Николай Сергеевич долго смотрел на этот рисунок, и вдруг каким-то странным образом, он сам не знал, почему и как это случилось, на него из этого же листа стал струиться тихий, смывающий отчаянье свет. Но почему? Потому что руки все-таки удерживают эту бессильно падающую голову? Или что-то другое? Бесстрашие зафиксированного страдания само становится лекарством от страдания?
Он вспомнил слова Андрея о сущности художественного творчества. Настоящий художник, говорил Андрей, вкладывает в картину субъективную творческую силу, всегда превосходящую силу сюжета. Это тот излишек, который есть необходимость для искусства. Степень превосходства субъективной силы художника над силой сюжета и есть степень таланта художника, усмиряющий жизнь кнут гармонии. Так, кажется, он это называл. При отсутствии в картине превосходящей сюжет субъективной силы художника картина издает скребущий звук ложки о дно котелка. Созерцать такую картину неприятно, как неприятно следить за усилиями инвалида, которому нельзя помочь.

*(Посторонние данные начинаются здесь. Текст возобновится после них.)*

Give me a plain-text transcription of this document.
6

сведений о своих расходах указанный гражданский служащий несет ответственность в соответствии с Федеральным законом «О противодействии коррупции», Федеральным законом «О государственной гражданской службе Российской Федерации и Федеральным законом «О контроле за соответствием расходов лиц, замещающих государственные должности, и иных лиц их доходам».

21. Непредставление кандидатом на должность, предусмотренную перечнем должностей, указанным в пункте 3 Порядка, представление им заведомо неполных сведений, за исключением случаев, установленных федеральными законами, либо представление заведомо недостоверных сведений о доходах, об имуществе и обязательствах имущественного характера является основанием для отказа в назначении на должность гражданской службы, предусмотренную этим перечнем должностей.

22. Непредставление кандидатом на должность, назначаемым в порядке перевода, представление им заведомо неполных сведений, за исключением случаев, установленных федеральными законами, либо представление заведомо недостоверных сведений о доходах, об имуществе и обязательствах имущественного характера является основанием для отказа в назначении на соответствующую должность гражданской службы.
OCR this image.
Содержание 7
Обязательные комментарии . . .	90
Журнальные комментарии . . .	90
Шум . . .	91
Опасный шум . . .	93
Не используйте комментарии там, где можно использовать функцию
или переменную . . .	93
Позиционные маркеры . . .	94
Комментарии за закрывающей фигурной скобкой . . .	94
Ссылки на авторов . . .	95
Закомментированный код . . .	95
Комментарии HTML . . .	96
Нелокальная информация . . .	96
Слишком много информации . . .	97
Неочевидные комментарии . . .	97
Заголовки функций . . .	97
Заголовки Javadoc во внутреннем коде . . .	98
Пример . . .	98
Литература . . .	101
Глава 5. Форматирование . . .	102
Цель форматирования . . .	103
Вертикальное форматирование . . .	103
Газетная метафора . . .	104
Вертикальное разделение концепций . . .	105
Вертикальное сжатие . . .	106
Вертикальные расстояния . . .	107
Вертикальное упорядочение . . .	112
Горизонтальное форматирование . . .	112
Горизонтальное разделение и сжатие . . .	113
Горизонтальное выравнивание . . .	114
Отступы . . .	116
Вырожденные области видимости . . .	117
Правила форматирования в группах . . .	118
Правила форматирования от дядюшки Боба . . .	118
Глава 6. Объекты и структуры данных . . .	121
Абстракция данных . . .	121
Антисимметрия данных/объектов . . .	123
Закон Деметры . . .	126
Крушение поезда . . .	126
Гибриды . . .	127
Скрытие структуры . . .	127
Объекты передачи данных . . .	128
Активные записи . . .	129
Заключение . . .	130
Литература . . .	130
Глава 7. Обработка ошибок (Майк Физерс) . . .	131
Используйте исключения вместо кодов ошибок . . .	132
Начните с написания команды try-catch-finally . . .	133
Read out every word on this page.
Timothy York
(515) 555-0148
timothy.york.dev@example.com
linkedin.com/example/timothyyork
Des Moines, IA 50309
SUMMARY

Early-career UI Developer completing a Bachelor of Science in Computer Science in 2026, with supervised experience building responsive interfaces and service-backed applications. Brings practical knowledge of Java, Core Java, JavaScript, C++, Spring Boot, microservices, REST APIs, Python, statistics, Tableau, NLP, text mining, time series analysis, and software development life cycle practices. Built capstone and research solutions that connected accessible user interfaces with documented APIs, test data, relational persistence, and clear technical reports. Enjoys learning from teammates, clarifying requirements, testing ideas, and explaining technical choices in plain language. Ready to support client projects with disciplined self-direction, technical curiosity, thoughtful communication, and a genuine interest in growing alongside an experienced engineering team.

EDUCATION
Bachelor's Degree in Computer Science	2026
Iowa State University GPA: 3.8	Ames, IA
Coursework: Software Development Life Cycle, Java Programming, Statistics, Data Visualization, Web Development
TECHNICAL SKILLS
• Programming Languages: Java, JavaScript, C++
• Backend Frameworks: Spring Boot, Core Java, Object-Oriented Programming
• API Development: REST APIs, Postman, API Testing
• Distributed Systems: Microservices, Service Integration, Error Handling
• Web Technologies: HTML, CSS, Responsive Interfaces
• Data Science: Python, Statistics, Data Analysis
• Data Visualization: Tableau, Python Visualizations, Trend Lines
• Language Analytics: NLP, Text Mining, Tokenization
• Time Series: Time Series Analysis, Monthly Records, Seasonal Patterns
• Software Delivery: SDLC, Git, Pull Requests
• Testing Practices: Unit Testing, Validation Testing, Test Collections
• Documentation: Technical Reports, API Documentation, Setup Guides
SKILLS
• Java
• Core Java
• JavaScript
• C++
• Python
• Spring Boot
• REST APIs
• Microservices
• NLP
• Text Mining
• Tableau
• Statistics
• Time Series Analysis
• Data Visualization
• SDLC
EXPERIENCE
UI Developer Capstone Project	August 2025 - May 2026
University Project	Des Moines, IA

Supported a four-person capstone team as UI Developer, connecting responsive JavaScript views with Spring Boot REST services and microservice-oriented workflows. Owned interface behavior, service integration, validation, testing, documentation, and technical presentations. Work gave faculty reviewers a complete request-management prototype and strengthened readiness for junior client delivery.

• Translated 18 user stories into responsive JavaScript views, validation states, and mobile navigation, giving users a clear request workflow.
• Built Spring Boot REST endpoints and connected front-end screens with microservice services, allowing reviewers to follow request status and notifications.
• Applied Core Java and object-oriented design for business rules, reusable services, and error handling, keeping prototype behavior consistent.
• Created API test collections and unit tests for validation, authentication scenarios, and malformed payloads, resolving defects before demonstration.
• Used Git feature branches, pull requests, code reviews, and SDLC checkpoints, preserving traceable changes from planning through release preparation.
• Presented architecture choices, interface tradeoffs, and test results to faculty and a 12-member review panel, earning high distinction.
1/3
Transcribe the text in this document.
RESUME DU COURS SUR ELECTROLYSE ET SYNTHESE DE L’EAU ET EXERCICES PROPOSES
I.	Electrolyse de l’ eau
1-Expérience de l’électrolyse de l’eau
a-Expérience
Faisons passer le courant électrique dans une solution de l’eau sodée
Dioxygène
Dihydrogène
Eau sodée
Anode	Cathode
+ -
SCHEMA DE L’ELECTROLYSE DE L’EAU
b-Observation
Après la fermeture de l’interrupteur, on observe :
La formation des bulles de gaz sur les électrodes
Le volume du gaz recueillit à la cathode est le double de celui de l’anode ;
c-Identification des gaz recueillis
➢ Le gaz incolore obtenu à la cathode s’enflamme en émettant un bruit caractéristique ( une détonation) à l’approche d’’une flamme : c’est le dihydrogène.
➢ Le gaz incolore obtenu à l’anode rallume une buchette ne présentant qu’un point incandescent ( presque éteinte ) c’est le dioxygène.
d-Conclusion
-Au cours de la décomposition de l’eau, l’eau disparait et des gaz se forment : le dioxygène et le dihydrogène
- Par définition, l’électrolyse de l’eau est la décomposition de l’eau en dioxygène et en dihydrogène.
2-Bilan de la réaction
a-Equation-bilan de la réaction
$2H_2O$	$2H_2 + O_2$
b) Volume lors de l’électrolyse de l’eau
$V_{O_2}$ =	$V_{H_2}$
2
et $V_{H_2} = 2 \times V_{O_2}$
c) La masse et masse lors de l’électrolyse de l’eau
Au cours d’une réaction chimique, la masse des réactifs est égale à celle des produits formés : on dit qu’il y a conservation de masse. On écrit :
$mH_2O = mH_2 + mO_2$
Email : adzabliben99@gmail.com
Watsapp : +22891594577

Взгляды на искусство у Андрея были резкие и непримиримые. Над абстракцией он просто смеялся. Любой персидский ковер, говаривал он, перекроет всех абстракционистов. Новация хороша, говорил он, если хватает пороха сохранять принцип содержательности. Но на это как раз пороха обычно не хватает.
Тенденцию в искусстве надо доводить до кругосветного безумия, чтобы она, обогнув земной шар, возвратилась в точку реальности, из которой вышла. Имитатор всегда выглядит мастеровитей мастера. Мастер пашет, а имитатор пахать не может, он тяпкой мотыжит вспаханное другим. А дураки ахают, как хорошо обработано поле! Так он, кажется, говорил.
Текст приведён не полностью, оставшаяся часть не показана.